As for a final comparison between fiction and life, I am convinced the same rules of engagement hold true from the minute of birth.


6 comments:

Jim Jackson said...

I am a permissive parent to my fictional characters: I let them mostly do what they want. It makes life difficult sometimes because what I thought I knew about them isn’t always what they want. This is why even when I try to plot, I’m lousy at it.

Margaret S. Hamilton said...

I respect my fictional characters, but find they need an inspirational pep talk from time. Congratulations, Grandma!

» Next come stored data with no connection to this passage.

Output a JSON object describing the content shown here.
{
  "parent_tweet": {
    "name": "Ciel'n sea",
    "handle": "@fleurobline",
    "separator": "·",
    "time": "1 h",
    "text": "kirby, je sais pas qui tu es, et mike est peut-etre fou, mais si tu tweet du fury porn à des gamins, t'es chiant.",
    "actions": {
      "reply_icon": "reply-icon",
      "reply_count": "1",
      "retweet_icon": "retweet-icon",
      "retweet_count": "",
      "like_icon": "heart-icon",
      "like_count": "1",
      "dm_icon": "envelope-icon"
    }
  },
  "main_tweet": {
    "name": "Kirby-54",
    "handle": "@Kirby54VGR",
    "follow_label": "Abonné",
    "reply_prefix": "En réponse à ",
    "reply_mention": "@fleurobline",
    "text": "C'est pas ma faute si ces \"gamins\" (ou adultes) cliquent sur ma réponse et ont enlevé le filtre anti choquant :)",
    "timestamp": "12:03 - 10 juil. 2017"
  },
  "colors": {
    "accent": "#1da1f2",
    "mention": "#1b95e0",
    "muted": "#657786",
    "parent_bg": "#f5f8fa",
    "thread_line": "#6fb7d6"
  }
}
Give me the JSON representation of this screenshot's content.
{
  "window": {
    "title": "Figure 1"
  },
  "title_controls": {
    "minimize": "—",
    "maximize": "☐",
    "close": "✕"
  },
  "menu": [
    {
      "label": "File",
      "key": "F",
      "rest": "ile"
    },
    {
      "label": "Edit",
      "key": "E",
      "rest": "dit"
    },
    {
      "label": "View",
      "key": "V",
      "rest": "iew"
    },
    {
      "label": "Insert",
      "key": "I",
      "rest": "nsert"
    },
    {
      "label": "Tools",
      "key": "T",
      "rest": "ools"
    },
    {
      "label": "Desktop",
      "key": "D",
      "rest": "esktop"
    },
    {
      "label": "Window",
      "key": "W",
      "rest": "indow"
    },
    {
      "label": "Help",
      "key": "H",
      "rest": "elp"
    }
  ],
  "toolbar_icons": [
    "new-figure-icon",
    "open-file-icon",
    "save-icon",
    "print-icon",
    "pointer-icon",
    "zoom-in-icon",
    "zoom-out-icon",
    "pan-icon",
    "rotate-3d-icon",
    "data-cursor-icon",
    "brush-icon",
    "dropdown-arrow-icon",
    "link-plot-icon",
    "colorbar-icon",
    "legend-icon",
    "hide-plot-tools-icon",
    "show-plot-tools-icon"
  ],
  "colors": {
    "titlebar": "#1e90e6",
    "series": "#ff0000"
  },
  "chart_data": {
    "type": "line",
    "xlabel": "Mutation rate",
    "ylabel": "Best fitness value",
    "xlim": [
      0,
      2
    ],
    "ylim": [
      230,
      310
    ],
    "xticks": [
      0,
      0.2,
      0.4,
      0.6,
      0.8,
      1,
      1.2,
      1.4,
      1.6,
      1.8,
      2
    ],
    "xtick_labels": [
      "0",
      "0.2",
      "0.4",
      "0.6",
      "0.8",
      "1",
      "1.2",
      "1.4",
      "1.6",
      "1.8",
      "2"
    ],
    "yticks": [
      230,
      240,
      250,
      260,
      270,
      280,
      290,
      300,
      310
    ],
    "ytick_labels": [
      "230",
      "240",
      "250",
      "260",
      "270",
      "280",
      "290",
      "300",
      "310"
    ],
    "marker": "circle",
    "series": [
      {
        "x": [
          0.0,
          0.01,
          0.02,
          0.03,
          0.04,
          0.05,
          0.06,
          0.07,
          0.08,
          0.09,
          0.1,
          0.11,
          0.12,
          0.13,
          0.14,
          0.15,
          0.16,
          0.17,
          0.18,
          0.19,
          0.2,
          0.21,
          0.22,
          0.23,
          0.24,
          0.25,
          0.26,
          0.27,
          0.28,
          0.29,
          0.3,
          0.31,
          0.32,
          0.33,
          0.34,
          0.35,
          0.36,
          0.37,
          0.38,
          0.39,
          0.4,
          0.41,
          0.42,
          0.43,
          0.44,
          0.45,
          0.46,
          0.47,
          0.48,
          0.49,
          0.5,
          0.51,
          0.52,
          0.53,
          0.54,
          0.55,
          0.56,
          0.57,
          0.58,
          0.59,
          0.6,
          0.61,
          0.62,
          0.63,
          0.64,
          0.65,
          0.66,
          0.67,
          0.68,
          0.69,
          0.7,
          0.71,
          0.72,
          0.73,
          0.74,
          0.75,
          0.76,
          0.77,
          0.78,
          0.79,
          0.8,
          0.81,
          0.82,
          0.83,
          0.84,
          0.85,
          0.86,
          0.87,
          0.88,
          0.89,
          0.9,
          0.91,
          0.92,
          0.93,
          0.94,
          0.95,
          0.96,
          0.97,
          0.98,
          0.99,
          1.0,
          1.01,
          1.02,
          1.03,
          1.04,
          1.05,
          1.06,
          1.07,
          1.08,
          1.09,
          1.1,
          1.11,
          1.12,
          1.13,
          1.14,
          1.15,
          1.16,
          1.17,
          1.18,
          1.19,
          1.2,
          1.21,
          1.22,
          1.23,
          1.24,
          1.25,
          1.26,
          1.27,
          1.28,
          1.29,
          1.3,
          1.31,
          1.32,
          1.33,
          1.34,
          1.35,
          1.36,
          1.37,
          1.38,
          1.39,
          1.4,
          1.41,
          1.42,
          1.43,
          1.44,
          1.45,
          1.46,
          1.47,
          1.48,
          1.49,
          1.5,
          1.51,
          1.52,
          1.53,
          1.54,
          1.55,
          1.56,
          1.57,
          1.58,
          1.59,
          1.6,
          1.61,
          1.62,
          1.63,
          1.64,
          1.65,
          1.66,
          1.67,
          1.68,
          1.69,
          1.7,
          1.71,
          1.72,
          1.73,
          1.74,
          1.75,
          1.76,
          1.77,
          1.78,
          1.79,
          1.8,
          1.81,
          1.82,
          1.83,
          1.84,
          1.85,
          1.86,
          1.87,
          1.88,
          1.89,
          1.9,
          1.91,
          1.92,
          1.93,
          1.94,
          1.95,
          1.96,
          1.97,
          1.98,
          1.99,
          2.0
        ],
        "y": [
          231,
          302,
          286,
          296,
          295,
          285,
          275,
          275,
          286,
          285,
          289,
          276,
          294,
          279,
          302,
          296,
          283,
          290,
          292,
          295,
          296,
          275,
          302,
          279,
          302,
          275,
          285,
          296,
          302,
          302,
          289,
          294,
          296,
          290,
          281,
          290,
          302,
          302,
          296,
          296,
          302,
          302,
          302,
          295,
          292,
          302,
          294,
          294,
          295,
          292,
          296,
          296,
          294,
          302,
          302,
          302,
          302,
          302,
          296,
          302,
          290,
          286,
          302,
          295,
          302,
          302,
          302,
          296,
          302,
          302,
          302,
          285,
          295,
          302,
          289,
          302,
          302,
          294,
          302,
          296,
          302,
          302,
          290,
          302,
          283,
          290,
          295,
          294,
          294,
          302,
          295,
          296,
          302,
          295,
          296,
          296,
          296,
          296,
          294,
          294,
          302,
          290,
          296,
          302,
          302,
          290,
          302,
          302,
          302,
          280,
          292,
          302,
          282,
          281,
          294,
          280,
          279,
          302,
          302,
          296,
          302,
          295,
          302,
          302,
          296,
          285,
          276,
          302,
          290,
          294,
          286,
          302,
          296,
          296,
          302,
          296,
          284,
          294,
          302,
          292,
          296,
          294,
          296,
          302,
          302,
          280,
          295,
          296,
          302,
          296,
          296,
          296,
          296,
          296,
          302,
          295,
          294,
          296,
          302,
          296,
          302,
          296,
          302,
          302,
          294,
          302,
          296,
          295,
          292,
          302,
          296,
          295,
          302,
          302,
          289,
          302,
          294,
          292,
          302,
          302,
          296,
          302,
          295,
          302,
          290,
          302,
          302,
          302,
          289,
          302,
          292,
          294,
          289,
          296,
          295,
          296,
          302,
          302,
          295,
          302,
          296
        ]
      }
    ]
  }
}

Debra H. Goldstein said...

Jim, I know what you mean. I'm a better pantser than plotter. As I'm writing from an outline, I feel confined and either discover the characters want to go in a different direction or a new character may appear. Margaret - they give me the pep talks because they want their stories to reach a climax and an ending. Thanks for the congrats.

Liz Boeger said...

I've recently revisited the timeline in my proposed series at the insistence of my characters. My original Book 1 is now Book 2 so that I can properly introduce my MC and her husband to be. He told me that by making them a long married pair in the original story I neglected to show who he was and why he needed a larger presence in my MC's life. So, I finally listened and am having a fantastic time discovering how they will come together while solving a murder. So, I suppose my mother was wrong to tell me not to listen to the voices in my head.

KM Rockwood said...

Ah, yes. For many of us, our characters rule. I may think I'm writing fiction, but sometimes I feel like a stenographer, not an author, merely recording what my characters tell me they are doing.

Enjoy the new grandbaby!

Grace Topping said...

I'm always amazed how my characters just spring to mind. When I need a character, I just plunk one in and let it take off. I have more trouble naming them than creating them.